Conforme diz, na apresentação do livro, a antropóloga Fernanda Arêas Peixoto, “os anos de 1929 e 1930 representam um ponto de inflexão na vida e obra de Michel Leiris. Uma série de eventos cruciais irão conduzir o então poeta surrealista rumo à antropologia e à autobiografia. A antropologia, cujo aprendizado deu-se durante a Missão Dacar-Djibuti, tornou-se, para o autor, até o fim de sua vida, uma profissão que, além de garantir-lhe o sustento, ocupava sua mente, distraindo-a da obsessão pela morte. A autobiografia será o gênero ao qual – após a publicação de A África fantasma, em 1934 –, dedicará seus esforços, recompensados pelo reconhecimento crítico da novidade de sua contribuição para a renovação da memorialística, a mais significativa depois de Proust”. Conta, a antropóloga, que, em 1929, “Leiris rompe com o surrealismo e se torna secretário de redação da revista Documents, órgão da dissidência surrealista, criado nesse mesmo ano e animado por Georges Bataille. Conhece o antropólogo Marcel Griaule, recém-retornado da Etiópia e colaborador da revista. Griaule, no ano seguinte, irá convidá-lo a participar da viagem pela África”. Peixoto conta ainda que entre 1929 e 1930 Leiris “decide estudar sociologia e antropologia, assistindo aos cursos de Marcel Mauss, fundador da antropologia francesa moderna, no Instituto de Etnologia. Leiris irá apropriar-se criativamente da noção de sacrifício elaborada por Mauss, aplicando-a à vida cotidiana e à sexualidade, reflexões desenvolvidas em seus textos autobiográficos”. A antropóloga pontua também que o autor, ao retornar à França, “concluiu ter ‘matado um mito: o mito da viagem como meio de fuga’, como confessará depois em A idade viril”. Segundo Peixoto, A África fantasma é “o diário que registra, de modo contundente e objetivo, a morte desse mito e o caráter inescapável da subjetividade. O título expressa esse descompasso entre a África imaginada e a vivida, ainda que refratada pela subjetividade do autor”.

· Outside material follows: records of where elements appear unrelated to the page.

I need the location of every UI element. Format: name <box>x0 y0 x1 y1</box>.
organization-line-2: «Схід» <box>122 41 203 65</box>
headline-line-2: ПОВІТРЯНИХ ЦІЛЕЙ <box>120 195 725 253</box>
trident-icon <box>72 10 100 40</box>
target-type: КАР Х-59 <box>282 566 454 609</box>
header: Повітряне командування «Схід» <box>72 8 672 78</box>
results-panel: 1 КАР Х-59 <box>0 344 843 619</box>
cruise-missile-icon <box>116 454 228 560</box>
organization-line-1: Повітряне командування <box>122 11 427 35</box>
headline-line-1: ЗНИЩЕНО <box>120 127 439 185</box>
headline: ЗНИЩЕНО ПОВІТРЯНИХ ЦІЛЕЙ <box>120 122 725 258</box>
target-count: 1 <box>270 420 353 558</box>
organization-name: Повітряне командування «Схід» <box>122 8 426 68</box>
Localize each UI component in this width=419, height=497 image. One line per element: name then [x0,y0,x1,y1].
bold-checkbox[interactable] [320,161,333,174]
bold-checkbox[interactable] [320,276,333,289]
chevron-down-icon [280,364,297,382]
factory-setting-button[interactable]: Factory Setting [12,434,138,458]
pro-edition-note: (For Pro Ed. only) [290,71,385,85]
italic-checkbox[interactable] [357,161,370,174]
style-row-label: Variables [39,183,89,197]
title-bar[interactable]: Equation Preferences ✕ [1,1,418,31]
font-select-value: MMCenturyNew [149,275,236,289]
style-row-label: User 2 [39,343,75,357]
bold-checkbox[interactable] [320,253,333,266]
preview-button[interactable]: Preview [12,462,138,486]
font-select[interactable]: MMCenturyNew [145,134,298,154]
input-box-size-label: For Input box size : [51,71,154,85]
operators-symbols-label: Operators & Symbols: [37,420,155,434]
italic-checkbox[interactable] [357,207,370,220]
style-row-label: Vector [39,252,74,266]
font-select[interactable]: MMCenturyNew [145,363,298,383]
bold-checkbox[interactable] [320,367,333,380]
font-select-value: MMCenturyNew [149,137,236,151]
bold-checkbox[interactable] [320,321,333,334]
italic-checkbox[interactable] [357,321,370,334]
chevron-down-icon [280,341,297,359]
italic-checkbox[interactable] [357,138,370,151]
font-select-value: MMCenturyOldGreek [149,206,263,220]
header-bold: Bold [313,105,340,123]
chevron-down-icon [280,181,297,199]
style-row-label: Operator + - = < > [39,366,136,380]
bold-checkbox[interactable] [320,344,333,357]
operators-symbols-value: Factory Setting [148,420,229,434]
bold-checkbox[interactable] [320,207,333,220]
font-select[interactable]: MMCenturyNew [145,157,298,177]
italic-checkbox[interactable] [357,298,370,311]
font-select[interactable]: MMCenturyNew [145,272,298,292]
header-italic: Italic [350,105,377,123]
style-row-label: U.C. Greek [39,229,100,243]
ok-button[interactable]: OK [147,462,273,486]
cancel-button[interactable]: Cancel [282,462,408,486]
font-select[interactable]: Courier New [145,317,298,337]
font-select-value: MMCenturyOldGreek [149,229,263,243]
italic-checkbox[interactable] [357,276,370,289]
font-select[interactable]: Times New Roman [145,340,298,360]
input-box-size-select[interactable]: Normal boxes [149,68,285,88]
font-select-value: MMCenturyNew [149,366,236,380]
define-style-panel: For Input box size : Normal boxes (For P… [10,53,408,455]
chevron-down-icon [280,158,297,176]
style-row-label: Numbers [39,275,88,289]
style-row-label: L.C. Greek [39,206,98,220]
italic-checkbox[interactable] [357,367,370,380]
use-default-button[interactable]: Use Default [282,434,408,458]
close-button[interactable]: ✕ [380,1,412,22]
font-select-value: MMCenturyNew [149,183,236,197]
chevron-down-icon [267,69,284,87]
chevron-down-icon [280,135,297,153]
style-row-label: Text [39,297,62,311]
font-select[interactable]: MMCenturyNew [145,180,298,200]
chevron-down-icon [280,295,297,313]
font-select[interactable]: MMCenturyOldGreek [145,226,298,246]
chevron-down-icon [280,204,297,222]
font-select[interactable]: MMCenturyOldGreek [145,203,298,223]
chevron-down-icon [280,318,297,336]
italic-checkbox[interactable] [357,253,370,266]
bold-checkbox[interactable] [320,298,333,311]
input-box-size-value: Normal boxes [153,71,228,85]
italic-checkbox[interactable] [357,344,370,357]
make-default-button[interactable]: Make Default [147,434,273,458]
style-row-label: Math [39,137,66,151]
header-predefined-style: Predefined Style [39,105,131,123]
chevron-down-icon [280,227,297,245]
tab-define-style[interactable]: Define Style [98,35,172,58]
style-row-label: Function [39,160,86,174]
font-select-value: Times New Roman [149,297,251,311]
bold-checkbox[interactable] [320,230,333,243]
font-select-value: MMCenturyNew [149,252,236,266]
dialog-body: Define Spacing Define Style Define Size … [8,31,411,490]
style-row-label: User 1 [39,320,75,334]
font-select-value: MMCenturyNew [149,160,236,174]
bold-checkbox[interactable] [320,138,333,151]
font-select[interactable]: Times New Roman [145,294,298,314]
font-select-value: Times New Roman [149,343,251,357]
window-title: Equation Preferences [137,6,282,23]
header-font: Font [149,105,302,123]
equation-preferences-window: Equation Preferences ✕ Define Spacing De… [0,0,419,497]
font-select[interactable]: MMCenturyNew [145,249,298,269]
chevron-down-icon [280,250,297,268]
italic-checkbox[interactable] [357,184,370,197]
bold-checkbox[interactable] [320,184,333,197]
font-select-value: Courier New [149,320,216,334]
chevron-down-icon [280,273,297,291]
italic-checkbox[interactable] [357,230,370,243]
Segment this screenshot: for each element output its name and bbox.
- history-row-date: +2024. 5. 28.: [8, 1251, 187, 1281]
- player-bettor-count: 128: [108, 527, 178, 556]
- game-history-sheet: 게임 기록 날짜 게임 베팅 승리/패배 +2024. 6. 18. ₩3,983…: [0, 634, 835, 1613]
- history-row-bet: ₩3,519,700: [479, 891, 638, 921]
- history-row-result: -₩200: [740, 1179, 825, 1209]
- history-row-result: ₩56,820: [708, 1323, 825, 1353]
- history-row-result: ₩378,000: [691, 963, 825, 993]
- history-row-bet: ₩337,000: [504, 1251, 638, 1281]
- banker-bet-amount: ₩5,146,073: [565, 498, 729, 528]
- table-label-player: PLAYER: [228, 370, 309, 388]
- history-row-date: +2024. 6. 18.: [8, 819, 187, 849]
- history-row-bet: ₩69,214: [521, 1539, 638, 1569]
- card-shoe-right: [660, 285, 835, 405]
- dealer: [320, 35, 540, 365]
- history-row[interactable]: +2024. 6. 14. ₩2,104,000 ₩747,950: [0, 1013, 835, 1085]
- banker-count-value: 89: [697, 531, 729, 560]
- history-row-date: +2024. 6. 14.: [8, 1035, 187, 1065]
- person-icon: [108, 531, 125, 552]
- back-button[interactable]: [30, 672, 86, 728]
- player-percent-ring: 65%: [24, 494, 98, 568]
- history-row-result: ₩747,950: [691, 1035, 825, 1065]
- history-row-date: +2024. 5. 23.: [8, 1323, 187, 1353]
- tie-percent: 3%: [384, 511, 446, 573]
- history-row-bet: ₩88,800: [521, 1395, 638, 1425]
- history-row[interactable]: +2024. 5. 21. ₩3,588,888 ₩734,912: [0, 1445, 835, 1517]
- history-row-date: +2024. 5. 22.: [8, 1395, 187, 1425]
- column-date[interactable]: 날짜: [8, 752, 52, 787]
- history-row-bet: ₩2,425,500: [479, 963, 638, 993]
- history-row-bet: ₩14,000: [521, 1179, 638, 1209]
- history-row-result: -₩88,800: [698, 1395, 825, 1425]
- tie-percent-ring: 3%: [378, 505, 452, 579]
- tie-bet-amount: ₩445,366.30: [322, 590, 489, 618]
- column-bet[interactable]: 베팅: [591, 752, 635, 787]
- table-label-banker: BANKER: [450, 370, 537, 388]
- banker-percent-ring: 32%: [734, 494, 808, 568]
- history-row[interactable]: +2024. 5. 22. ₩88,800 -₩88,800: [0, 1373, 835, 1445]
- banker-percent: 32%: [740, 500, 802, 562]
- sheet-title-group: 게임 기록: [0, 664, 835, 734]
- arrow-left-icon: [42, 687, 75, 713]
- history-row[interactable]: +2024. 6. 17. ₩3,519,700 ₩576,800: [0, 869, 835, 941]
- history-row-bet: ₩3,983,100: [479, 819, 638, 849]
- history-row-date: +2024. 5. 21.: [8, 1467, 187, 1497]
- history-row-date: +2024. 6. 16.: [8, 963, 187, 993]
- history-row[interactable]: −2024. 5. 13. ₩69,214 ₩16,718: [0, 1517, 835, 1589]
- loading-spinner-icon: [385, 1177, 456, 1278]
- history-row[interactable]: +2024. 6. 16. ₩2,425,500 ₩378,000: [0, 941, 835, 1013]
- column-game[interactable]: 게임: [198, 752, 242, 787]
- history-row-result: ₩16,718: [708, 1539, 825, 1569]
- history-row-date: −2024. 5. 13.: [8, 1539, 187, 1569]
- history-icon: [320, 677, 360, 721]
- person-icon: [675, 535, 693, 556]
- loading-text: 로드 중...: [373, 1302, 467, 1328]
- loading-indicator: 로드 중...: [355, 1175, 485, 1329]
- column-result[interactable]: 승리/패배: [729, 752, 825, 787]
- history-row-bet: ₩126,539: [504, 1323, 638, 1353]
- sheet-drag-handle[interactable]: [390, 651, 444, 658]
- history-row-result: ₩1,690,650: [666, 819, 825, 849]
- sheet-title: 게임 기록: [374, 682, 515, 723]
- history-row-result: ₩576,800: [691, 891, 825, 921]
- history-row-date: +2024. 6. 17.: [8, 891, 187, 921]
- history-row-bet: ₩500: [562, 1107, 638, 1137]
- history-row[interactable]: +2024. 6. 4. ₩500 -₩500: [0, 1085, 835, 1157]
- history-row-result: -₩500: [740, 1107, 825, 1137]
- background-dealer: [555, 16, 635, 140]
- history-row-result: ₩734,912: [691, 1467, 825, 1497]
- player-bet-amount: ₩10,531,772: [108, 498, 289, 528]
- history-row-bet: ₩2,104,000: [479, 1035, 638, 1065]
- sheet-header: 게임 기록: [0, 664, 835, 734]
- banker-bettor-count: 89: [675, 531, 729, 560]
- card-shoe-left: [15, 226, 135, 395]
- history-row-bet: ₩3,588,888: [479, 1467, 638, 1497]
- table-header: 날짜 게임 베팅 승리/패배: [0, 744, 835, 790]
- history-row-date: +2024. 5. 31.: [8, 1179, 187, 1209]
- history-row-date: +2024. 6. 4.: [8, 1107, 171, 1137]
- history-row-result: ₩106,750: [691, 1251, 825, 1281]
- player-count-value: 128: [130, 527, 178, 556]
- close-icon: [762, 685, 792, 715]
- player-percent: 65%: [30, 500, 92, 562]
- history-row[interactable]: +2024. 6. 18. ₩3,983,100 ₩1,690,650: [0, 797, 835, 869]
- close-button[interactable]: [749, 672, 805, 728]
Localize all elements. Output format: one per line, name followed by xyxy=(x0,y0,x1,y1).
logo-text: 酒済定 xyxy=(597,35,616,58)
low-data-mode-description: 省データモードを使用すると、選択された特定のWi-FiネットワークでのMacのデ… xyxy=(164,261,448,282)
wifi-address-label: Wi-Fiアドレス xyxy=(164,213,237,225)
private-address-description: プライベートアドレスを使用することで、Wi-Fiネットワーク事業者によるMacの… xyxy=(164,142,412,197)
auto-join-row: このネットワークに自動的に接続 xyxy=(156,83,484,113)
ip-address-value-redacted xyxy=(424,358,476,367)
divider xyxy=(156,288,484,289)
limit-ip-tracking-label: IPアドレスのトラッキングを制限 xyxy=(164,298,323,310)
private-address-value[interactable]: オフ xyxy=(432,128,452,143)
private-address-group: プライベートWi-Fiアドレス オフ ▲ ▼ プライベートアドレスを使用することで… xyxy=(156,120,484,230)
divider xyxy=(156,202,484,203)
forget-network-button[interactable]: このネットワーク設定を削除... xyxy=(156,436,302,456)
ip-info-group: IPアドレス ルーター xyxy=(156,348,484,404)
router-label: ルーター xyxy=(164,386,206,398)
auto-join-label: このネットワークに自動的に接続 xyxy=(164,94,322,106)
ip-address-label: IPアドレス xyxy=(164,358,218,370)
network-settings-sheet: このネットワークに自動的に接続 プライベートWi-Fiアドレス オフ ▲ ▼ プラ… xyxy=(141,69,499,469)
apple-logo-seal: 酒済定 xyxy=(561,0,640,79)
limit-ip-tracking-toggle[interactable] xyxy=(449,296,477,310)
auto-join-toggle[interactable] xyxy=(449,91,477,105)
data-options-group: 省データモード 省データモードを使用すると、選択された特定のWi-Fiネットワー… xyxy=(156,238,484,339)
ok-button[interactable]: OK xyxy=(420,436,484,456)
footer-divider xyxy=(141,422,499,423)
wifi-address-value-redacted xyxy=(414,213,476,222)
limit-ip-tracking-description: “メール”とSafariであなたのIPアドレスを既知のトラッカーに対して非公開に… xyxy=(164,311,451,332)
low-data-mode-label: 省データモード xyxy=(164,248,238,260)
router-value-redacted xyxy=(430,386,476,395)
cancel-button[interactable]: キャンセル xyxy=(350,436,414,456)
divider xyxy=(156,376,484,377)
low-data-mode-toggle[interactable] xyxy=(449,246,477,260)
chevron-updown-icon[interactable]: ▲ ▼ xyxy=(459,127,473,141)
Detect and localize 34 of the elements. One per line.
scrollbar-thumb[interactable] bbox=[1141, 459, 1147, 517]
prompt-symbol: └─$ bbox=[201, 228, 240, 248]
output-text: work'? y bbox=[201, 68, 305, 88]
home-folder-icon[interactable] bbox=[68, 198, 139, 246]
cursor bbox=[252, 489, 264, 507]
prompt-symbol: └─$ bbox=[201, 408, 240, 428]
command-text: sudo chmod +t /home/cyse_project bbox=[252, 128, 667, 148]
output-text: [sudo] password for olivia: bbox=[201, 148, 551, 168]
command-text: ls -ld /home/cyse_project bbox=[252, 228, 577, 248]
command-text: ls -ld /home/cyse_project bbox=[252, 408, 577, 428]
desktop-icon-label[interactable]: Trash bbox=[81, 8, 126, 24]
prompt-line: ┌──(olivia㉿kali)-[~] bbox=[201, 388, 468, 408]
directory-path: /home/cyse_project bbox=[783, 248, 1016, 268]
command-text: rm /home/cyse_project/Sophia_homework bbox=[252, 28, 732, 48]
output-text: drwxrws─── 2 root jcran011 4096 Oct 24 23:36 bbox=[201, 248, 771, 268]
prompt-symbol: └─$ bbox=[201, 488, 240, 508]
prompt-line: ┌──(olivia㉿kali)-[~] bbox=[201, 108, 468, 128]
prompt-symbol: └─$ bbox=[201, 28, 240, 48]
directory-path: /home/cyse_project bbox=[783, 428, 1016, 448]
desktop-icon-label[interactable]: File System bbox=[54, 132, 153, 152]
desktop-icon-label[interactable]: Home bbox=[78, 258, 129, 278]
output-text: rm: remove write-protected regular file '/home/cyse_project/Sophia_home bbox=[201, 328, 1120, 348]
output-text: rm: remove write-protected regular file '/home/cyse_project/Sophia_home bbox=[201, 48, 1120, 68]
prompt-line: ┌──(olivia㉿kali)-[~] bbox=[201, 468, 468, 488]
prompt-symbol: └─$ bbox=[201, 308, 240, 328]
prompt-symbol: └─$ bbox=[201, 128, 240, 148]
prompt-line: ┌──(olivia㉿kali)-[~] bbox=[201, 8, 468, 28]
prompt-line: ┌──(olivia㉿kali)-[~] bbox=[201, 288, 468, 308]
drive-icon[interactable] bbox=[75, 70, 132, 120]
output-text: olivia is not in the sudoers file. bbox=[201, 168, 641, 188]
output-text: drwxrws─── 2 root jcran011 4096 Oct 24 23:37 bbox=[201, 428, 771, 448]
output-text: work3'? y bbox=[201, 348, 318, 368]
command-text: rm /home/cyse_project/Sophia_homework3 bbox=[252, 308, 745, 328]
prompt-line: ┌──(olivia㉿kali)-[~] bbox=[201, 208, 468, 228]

O livro é dividido em duas partes. A primeira é marcada pelo registro do cotidiano da missão, os deslocamentos realizados pelo grupo, a verdadeira pilhagem de material para abastecer as coleções do museu, o relato do convívio com os colonos europeus, descrições críticas sobre a brutalidade colonizadora. A segunda parte do livro é um testemunho da viagem e das pesquisas realizadas na Etiópia, um dos poucos países que ficou alheio à colonização.
A edição brasileira foi publicada pela extinta Cosacnaify, em 2007, e conta com uma relação de nomes citados pelo autor e 36 imagens da missão, entre fotografias, desenhos e mapas.